Technisch

Bayern: BF München: Zwei Verletzte mit Atemwegsreizungen, Lkw auf Abwegen und Auto am Dach

MÜNCHEN (BAYERN): Zu einem ungewöhnlichen Einsatz ist die Münchner Feuerwehr am 3. Juni 2015 in ein vierstöckiges Wohn- und Geschäftsgebäude in der Innenstadt gerufen worden. Die Angestellte einer Zahnarztpraxis hatte sich im Keller des Gebäudes umgezogen und dabei einen stark beißenden Geruch wahrgenommen.

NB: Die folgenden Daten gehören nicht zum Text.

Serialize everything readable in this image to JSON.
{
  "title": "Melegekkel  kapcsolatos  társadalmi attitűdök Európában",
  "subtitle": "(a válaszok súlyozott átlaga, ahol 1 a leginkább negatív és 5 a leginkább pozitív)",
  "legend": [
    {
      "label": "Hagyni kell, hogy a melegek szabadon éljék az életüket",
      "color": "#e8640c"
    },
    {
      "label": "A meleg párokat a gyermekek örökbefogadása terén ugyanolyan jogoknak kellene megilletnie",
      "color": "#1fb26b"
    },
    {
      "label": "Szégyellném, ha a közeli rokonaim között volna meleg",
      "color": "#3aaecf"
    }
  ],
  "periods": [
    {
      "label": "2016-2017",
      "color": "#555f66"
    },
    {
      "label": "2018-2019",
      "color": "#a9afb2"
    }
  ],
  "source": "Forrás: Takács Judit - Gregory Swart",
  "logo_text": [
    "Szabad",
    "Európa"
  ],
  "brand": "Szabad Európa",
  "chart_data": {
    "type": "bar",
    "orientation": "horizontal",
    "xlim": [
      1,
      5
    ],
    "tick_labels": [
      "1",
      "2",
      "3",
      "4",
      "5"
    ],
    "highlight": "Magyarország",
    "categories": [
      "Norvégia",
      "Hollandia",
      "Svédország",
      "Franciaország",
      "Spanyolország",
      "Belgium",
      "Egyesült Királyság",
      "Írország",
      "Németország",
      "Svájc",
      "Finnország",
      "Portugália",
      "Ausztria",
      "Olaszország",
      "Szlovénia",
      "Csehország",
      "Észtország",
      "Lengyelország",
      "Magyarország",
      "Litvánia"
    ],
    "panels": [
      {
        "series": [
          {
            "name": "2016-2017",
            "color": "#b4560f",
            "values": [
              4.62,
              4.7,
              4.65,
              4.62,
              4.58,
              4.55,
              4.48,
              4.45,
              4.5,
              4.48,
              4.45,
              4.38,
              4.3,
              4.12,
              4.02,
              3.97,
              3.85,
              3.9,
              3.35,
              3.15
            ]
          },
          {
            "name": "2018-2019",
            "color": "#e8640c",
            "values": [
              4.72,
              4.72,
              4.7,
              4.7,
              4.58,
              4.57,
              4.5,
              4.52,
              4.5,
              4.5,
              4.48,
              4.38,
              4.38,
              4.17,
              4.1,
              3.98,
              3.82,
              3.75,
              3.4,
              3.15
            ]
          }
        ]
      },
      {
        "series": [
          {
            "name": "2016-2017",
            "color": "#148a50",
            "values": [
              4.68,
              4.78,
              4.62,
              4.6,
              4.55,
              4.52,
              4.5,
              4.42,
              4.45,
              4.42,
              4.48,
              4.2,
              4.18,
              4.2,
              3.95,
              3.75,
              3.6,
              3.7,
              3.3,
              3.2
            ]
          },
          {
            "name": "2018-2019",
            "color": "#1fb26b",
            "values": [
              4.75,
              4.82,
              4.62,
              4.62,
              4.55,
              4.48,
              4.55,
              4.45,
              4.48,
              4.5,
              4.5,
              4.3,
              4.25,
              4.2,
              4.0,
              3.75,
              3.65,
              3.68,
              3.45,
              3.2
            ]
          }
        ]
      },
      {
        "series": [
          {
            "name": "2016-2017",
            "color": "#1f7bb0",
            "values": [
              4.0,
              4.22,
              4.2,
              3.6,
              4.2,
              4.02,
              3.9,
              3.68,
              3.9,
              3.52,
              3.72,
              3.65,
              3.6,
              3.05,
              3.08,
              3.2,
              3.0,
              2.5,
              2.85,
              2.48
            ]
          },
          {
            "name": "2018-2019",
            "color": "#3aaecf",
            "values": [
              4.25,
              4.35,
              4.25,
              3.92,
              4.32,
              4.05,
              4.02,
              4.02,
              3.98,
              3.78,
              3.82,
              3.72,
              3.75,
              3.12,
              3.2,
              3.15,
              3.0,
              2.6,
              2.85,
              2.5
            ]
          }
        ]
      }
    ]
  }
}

Dieser Geruch verbreitete sich über die Lüftungsanlage in einem Geschäft im Erdgeschoss. Dort nahm den reizenden Geruch eine Mitarbeiterin des Geschäfts wahr. Beide Frauen kamen aufgrund von Atemwegsreizungen mit einem Rettungswagen in eine Münchner Klinik. Die alarmierten Kräfte der Münchner Feuerwehr begannen umgehend mit intensiven Messungen im Gebäude. Trotz umfassender diagnostischer Messungen durch Einsatzkräfte der analytischen Taskforce konnte kein spezieller Stoff, der die Atemwegsreizungen ausgelöst hat, nachgewiesen werden.
Die Räumlichkeiten wurden abschließend umfangreich gelüftet. Bei späteren Kontrollen des betroffenen Bereichs durch die Feuerwehr konnte nichts mehr festgestellt werden. Aufgrund getrennter Zugänge an dem Objekt bestand für die Bewohner der obereren Stockwerke keine Gefahr.

Lkw auf Abwegen

Ein mit etwa acht Tonnen Beton-Schüttgut beladener Kipper ist in Allach auf einer engen Straße von der Fahrbahn abgekommen. Nach Aussagen des Fahrers wich der Lkw einem entgegen kommenden Pkw aus und geriet dabei mit der rechten Seite ins Bankett. Da der Kipper fest steckte und eine bedrohliche Schräglage eingenommen hatte, wurde die Feuerwehr gerufen. Einsatzkräfte der Münchner Feuerwehr sicherten den Lkw mit der Seilwinde eines Rüstwagens gegen die drohende Umsturzgefahr. Parallel dazu wurde das havarierte Fahrzeug in einer zirka 15- minütigen Aktion mit der Seilwinde des Feuerwehrkrans wieder auf die Fahrbahn gezogen. Am Kipper entstand kein Sachschaden. Der Fahrer blieb unverletzt und konnte die Fahrt fortsetzen.

Pkw-Unfall

Im Kreuzungsbereich der Sternstraße und Maximilianstraße sind am Nachmittag des 3. Juni 2015 aus nicht geklärter Ursache zwei Pkw zusammengestoßen. Ein dunkelblauer Mazda 2 befand sich dabei auf der Öttigenstraße in südlicher Fahrtrichtung. Im Bereich der Ampelkreuzung an der Maximilianstraße kam es dann zum Zusammenstoß mit einem silbernen Ford Mondeo, der die Maximilianstraße in östlicher Richtung befuhr. Durch die Wucht des Zusammenstoßes kam dabei der
Mazda auf dem Dach zum Liegen. Beide Insassen konnten sich selbst aus dem Fahrzeug befreien. Die Fahrerin erlitt leichte Verletzungen und kam nach einer medizinischen Erstuntersuchung durch Rettungsassistenten der Berufsfeuerwehr in ein Münchner Krankenhaus. Einsatzkräfte der  Feuerwache Schwabing sicherten die Unfallstelle ab. Anschließend stellten sie den Mazda wieder auf die Räder und nahmen die ausgetretenen Betriebsstoffe auf. Fahrer und Beifahrer des Ford blieben unverletzt. An beiden Fahrzeugen entstand Totalschaden. Im Bereich der Unfallstelle kam es im Zeitraum des Einsatzes zu erheblichen Verkehrsbehinderungen.